When naming a group, tag folders so that instructions for a technician would include the folder and the tag to look for, e.g. "please enter data from projectx" or "please enter data from papers tagged y from project x". To access the full text and PDF of papers from off campus, use the UIUC VPN service. If you are managing a Mendeley folder that undergraduates are actively entering data from, please plan to spend between 15 min and 1 hour per week maintaining it—enough to keep up with the work that the undergraduates are doing.

3.2.1.2 Adding a reference

  • If the DOI number is available (most articles since 2000)
    1. Select project folder
    2. Right click and select Add entry manually...
    3. Paste DOI number in DOI field
    4. Select the search spyglass icon
    5. Drag and drop PDF onto the record.
  • If DOI not available:
    1. Download the paper and save as citation_key.pdf
    2. Add using the Files field
    3. The citation key should be in authorYYYYabc where YYYY is the four digit year and abc is the acronym for the first three words excluding articles (the, a, an), prepositions (on, in, from, for, to, etc...), and the conjunctions (for, and, nor, but, or, yet, so) with less than three letters.

3.2.1.3 Annotating a Reference

Each week, please identify and prepare papers that you would like to be entered next by completing the following steps:

  1. Use the star label to identify the papers that you want the student to focus on next.
    • Start by keeping a minimum of 2 and a maximum of 5 highlighted at once so that students can focus on the ones that you want. Students have been entering 1-3 papers per week, once we get closer to 3-5, the min/max should change.
    • Choose papers that are the most data rich.
  2. For each paper, use comment bubbles, notes field, and highlighter to indicate:
    • Name(s) of traits to be collected
    • Methods:
    • Site name
    • Location
    • Number of replicates
    • Statistics to collect
    • Identify treatment(s) and control
    • Indicate if study was conducted in greenhouse, pot, or growth chamber
    • Data to collect
    • Identify figures number and the symbols to extract data from.
    • Table number and columns with data to collect
    • Covariates
    • Management data (for yields)
    • Units in 'to' and 'from' fields used to convert data
    • Esoteric information that other scientists or technicians might not catch and that is not otherwise recorded in the database
    • Any data that may be useful at a later date but that can be skipped for now.

Comment or Highlight the following information

  • Sample size
  • Covariates (see table )
  • Treatments
  • Managements
  • Other information entered into the database, e.g. experimental details

3.2.1.4 Finding a citation in Mendeley

To find a citation in Mendeley, go to the project folder. By default, data entry technicians should enter data from papers which have been indicated by a yellow star and in the order that they were added to the list. Information and data to be collected from a paper can be found under the 'Notes' tab and in highlighted sections of the paper.

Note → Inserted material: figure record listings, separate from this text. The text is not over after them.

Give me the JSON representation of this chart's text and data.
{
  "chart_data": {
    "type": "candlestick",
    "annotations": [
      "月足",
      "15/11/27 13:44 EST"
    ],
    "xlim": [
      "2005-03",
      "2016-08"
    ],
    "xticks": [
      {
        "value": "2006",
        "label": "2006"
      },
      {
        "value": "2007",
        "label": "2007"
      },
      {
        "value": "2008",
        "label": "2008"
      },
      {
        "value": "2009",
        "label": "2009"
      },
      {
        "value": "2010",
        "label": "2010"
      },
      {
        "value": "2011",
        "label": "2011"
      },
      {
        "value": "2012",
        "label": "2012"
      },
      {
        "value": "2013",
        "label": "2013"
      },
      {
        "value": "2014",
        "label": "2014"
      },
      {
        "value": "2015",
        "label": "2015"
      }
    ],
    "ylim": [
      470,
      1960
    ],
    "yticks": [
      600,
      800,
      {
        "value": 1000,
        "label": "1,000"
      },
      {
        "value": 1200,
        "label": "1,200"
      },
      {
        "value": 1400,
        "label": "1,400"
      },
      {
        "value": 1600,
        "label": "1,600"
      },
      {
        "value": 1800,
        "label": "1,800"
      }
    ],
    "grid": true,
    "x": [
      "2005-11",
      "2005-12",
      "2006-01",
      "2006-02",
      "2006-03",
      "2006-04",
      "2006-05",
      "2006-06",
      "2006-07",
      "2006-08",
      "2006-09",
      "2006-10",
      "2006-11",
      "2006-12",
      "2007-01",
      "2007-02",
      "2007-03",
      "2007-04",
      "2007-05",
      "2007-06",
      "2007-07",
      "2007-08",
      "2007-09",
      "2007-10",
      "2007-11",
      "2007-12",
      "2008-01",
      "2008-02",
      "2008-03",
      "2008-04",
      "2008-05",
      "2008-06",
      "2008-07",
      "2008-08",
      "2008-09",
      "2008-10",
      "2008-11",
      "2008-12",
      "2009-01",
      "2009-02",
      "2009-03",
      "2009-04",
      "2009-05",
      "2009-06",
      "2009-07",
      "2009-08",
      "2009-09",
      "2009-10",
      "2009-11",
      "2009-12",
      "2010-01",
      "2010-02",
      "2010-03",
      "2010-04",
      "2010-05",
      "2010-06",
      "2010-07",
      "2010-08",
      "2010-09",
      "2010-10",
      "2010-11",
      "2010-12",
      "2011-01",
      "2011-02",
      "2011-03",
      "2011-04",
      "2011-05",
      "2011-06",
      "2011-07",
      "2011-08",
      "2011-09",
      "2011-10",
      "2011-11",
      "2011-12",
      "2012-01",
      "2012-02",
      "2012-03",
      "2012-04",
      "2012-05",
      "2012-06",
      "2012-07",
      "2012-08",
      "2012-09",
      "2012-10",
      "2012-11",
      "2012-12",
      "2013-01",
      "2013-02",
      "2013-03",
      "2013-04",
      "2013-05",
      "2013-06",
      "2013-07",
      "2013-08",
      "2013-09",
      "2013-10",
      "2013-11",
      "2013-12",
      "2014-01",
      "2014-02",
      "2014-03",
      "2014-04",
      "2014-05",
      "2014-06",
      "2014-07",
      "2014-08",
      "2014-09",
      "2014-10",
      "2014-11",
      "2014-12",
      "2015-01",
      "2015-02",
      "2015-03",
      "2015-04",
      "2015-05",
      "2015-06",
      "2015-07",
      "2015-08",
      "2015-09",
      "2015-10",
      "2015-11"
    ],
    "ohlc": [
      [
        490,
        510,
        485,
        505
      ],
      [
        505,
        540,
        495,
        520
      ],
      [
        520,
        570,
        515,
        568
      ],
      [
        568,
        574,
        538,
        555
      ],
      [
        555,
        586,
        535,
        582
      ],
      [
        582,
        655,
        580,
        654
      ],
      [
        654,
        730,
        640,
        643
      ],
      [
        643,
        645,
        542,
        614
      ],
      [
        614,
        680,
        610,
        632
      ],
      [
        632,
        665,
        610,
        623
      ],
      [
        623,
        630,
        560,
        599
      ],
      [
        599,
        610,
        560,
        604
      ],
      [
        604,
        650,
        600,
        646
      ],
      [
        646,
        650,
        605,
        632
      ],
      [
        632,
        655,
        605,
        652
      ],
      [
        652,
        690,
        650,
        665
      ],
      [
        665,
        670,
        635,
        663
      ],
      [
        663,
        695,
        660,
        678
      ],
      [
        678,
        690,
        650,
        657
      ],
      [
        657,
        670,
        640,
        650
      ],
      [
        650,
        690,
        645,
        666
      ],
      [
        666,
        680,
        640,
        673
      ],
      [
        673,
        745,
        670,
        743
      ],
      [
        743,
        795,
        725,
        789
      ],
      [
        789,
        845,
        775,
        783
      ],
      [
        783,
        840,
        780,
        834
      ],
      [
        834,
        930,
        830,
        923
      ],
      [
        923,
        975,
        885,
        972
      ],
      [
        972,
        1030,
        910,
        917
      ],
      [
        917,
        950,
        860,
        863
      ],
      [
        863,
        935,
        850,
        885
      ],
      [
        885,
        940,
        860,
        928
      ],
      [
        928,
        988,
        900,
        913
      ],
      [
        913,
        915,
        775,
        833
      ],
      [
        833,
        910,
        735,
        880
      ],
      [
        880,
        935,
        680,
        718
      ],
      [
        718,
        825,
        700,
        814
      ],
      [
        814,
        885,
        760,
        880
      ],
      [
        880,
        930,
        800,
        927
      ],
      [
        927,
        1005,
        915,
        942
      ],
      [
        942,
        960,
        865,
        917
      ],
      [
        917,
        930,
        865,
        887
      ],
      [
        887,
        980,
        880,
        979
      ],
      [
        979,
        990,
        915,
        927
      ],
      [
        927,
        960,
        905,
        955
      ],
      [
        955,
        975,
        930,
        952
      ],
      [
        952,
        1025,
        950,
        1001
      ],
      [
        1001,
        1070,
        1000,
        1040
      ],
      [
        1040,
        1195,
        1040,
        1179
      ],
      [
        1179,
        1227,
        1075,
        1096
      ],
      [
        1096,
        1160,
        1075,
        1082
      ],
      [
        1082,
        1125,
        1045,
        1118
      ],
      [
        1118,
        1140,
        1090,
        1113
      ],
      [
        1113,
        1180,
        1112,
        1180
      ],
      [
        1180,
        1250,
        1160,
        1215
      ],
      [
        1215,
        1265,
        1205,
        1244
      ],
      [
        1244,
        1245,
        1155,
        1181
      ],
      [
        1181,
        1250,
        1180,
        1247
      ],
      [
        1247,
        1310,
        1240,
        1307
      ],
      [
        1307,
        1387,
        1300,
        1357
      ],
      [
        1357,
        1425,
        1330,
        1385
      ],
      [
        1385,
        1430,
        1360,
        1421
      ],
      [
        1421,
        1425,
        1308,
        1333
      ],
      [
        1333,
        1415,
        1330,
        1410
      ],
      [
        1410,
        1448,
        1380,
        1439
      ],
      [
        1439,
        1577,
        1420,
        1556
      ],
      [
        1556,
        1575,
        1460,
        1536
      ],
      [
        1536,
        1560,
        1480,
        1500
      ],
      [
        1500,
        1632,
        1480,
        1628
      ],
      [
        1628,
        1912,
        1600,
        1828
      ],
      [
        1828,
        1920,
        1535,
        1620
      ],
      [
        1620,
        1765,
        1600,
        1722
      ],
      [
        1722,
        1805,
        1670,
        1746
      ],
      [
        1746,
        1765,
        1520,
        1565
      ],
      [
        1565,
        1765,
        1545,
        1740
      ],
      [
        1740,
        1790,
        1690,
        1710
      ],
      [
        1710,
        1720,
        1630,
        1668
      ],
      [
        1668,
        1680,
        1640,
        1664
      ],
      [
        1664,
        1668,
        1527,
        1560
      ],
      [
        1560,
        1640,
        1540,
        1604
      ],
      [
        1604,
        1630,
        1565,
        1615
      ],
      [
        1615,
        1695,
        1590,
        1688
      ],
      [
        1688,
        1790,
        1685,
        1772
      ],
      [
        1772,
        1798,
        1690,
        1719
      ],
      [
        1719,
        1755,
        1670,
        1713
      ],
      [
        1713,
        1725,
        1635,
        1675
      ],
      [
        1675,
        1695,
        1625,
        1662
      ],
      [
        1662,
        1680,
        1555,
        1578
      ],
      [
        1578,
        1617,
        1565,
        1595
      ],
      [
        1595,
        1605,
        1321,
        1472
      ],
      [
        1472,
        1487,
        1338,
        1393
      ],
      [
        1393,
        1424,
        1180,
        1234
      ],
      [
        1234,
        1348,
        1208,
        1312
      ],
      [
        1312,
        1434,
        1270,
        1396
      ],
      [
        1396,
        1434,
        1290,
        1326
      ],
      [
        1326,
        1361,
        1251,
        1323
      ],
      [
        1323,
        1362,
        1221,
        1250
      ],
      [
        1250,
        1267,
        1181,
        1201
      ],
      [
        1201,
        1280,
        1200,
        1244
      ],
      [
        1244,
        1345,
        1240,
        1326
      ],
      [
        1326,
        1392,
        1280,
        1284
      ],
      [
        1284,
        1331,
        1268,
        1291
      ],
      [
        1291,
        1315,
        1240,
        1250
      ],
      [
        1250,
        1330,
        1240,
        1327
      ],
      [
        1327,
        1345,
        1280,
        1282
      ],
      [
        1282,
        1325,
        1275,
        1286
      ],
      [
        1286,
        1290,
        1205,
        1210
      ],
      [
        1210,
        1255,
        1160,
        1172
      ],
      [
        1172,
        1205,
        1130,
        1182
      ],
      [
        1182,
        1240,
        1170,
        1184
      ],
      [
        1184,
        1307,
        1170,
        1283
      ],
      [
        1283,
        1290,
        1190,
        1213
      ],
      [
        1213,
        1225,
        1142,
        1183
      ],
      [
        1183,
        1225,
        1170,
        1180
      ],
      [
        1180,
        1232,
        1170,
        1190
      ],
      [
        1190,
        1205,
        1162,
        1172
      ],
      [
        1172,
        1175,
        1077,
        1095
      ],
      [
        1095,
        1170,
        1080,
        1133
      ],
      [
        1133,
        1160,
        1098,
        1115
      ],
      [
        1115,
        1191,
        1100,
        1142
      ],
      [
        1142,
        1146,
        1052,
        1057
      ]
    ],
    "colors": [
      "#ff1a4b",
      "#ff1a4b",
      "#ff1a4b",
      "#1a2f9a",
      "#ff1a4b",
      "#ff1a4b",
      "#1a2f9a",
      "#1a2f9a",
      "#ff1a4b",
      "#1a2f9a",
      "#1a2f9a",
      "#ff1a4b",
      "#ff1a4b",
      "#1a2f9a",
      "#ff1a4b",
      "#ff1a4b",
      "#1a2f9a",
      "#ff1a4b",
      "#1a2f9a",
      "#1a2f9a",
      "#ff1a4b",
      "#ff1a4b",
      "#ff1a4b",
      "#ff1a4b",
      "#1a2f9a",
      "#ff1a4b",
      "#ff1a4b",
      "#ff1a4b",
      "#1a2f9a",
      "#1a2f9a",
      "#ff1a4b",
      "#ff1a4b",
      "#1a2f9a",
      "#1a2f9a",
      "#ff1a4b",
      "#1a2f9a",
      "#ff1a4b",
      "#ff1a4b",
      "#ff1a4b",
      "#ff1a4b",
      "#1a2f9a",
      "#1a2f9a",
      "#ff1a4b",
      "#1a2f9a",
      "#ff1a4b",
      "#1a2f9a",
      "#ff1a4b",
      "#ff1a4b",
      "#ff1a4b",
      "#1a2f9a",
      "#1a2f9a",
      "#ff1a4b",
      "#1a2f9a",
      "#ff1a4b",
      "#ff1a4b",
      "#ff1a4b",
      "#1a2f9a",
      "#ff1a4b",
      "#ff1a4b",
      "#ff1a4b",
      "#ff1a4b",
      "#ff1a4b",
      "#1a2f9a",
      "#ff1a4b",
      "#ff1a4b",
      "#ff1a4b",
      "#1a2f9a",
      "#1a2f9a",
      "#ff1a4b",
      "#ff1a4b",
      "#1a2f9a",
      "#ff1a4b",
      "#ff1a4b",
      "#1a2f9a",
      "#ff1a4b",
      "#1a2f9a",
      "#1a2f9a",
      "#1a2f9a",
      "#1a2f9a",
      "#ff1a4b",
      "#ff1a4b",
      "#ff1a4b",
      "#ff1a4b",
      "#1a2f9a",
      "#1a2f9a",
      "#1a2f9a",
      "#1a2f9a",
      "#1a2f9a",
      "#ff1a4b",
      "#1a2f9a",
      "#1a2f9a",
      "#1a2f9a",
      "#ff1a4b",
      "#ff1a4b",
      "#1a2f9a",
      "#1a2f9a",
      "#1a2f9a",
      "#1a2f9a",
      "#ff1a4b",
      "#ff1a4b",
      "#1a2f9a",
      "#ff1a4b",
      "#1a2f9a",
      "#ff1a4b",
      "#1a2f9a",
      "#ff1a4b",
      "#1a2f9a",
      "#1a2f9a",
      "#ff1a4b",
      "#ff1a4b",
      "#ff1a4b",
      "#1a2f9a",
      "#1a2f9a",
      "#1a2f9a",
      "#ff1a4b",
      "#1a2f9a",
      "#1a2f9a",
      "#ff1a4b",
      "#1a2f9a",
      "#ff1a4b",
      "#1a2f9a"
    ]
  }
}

3.2.2 Recording extracted data and transformations

Google Spreadsheets are used to keep a record of any data that is not entered directly from the original publication. Please share all spreadsheets with the user betydb@gmail.com in addition to any collaborators.

  • Any raw data that is not directly entered into the database but that is used to derive data or stats using equations in the table in the section on [unit conversions][Converting Units and Adjustment to Temperature].
  • Any data extracted from figures, along with the figure number.
  • Any calculations that were made. These calculations should be included in the cells.

Each project has a Google document spreadsheet with the title "project_data". In this spreadsheet, each reference should have a separate worksheet labeled with the citation key (authorYYYabc format). Do not enter data into excel first as this is prone to errors and information such as equations may be lost when uploading or copy-pasting.